The idea behind the Itchy & Scratchy cartoons is nothing more than an "extremely violent" version of the old Tom & Jerry cartoons. Their names however were inspired by the 1958 cartoon Pixie & Dixie.
James Earl Jones was also considered for the voice of Sideshow Bob.
In 2006 this episode was ranked #9 in Matt Groening's list of top 10 episodes of all time.
The number on Krusty's uniform (A113) is a joke from Brad Bird. He tried to put it in every episode he directs. What does it mean? It's the number of a classroom at his old film college. As he quotes in the Season One DVD Commentary, "It's a geek thing."
All three acts were designed so that you would come up on a face. First Krusty's face on the set, then Krusty behind bars, then Bob's poster on the wall.
Itchy & Scratchy: Titled Burning Love. Scratchy lies in a hammock. When he turns over, Itchy shoots a flaming arrow in his rear. It connects, and Scratchy leaps up on fire screaming.
Originally before this episode, Sideshow Bob wasn't even supposed to speak. All his conversations would be reduced to his slide-whistle.

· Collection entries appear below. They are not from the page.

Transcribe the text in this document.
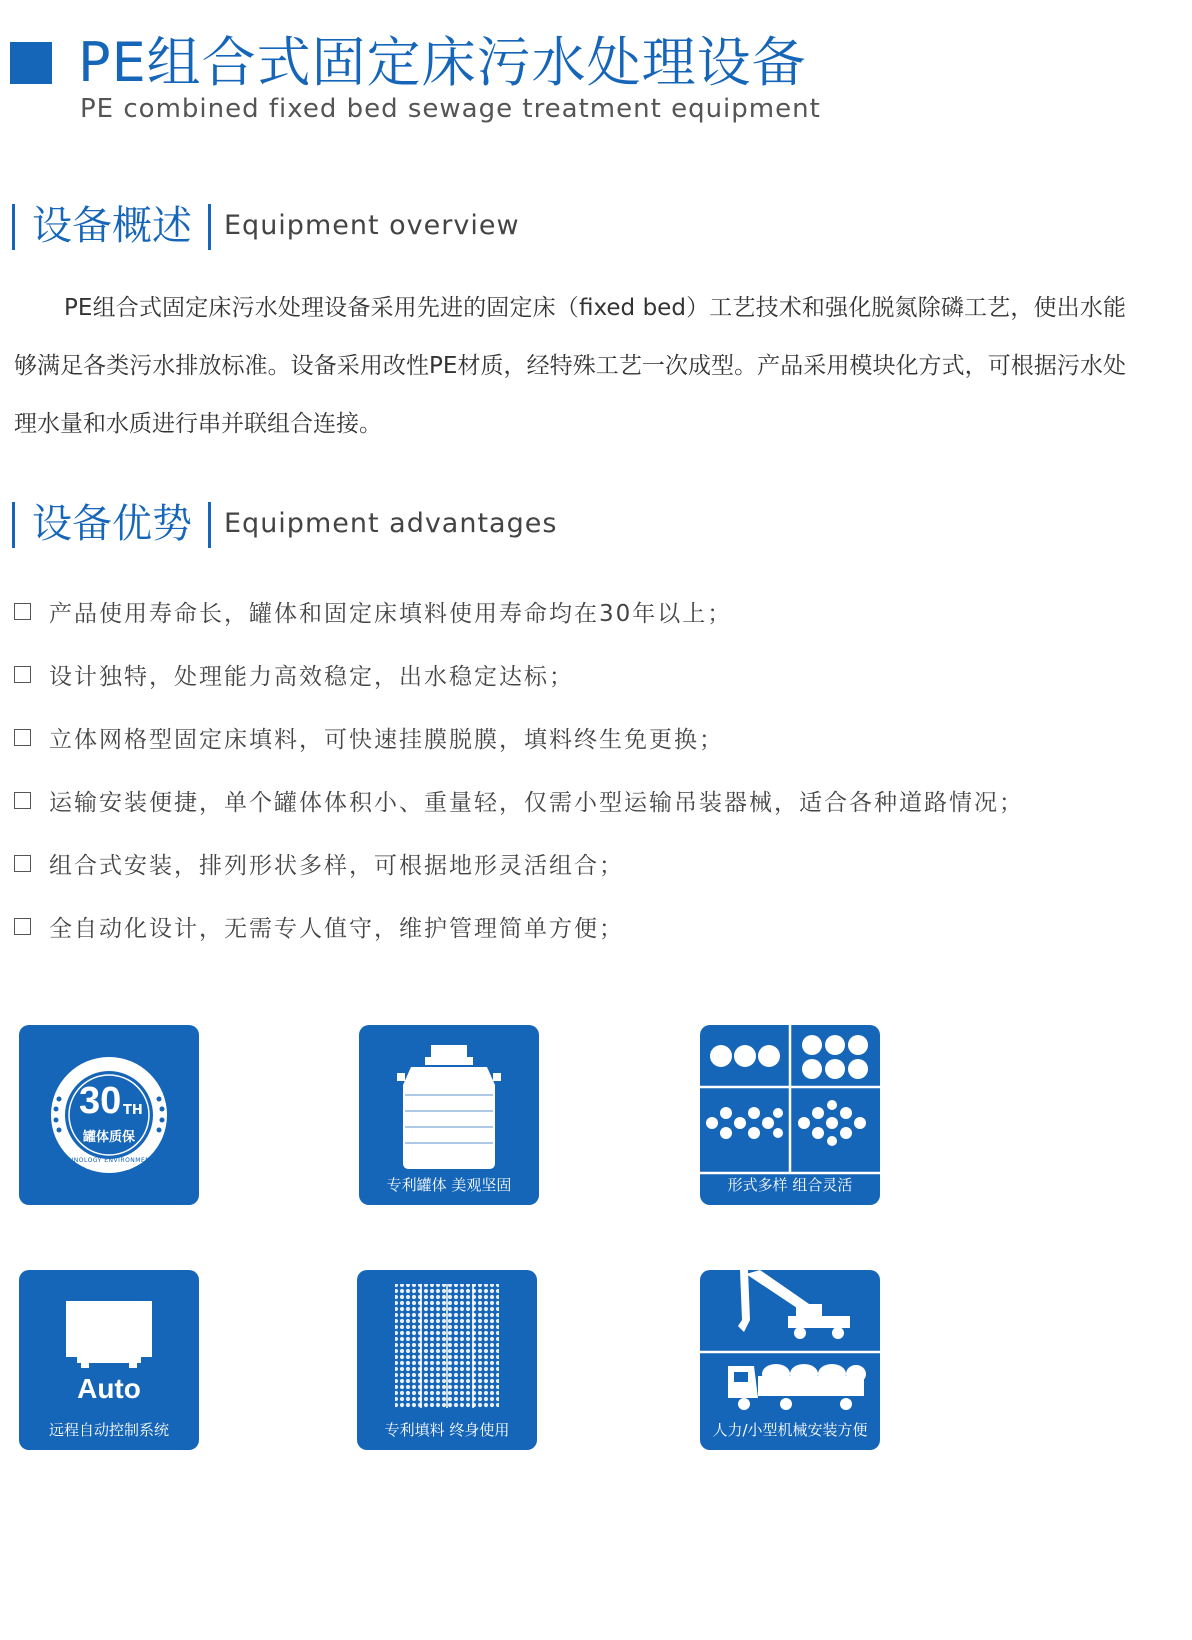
PE组合式固定床污水处理设备
PE combined fixed bed sewage treatment equipment
设备概述 Equipment overview

PE组合式固定床污水处理设备采用先进的固定床（fixed bed）工艺技术和强化脱氮除磷工艺，使出水能够满足各类污水排放标准。设备采用改性PE材质，经特殊工艺一次成型。产品采用模块化方式，可根据污水处理水量和水质进行串并联组合连接。

设备优势 Equipment advantages
产品使用寿命长，罐体和固定床填料使用寿命均在30年以上；
设计独特，处理能力高效稳定，出水稳定达标；
立体网格型固定床填料，可快速挂膜脱膜，填料终生免更换；
运输安装便捷，单个罐体体积小、重量轻，仅需小型运输吊装器械，适合各种道路情况；
组合式安装，排列形状多样，可根据地形灵活组合；
全自动化设计，无需专人值守，维护管理简单方便；
30 TH
罐体质保
TECHNOLOGY ENVIRONMENTAL
专利罐体 美观坚固	形式多样 组合灵活
Auto
远程自动控制系统	专利填料 终身使用	人力/小型机械安装方便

First Appearance: Kent Brockman, Scott Christian, and Judge Snyder.
Blackboard Joke: They are laughing at me, not with me.
Couch Gag: Maggie pops into the air and falls into Marge's arms.
Reverend Lovejoy refers to Krusty as "The Clown Prince of Corruption". This is an allusion to The Joker, Batman's arch-enemy who is nicknamed "The Clown Prince of Crime".
The New York Review of Books
This episode features a copy of The Springfield Review of Books magazine, which is a direct parody of The New York Review of Books magazine.
The attorney prosecuting Krusty the Clown is dressed up, and acts a lot like 1950's attorney Perry Mason.
Bart: Comedy, thy name is Krusty!
This line is a pun on the line, "Frailty, thy name is woman!" from William Shakespeare's Hamlet.
Krusty: Give a hoot, read a book!
The poster featuring Krusty with a book is a spoof of the U.S. Forest Service mascot, Woodsy Owl's, catchphrase encouraging us to, "Give a hoot, don't pollute!"
Lisa: If cartoons were meant for adults, they'd put them on in prime time.
While poking fun at themselves, Lisa also manages to reference numerous made-for-prime time animated TV shows, most notably The Flintstones.
"The Day the Music Died"
"The Day the Laughter Died," is the title of Kent Brockman's pre-trial news feature on Krusty the Clown. This is a play on the phrase from the song American Pie by Don McLean, "The Day the Music Died." That date was Feb. 3, 1959, when Buddy Holly, Ritchie Valens and the Big Bopper were killed in a plane crash near Clear Lake, Iowa.
Bart: Say it ain't so, Krusty!
Bart's tearful comment references baseball's infamous Black Sox Scandal, where the Chicago White Sox were accused of accepting bribes to throw the 1919 World Series. The specific quote is rewritten from the original, "Say it aint' so, Joe" referring to "Shoeless" Joe Jackson, who supposedly told a child uttering the famous quote that the scandal was for real. The story was later retold in the 1988 film Eight Men Out.
Sideshow Bob: And I would've gotten away with it too if it weren't for these meddling kids.
This line is a quick homage to the final line said by the bad guy in almost every episode of Scooby Doo, Where Are You?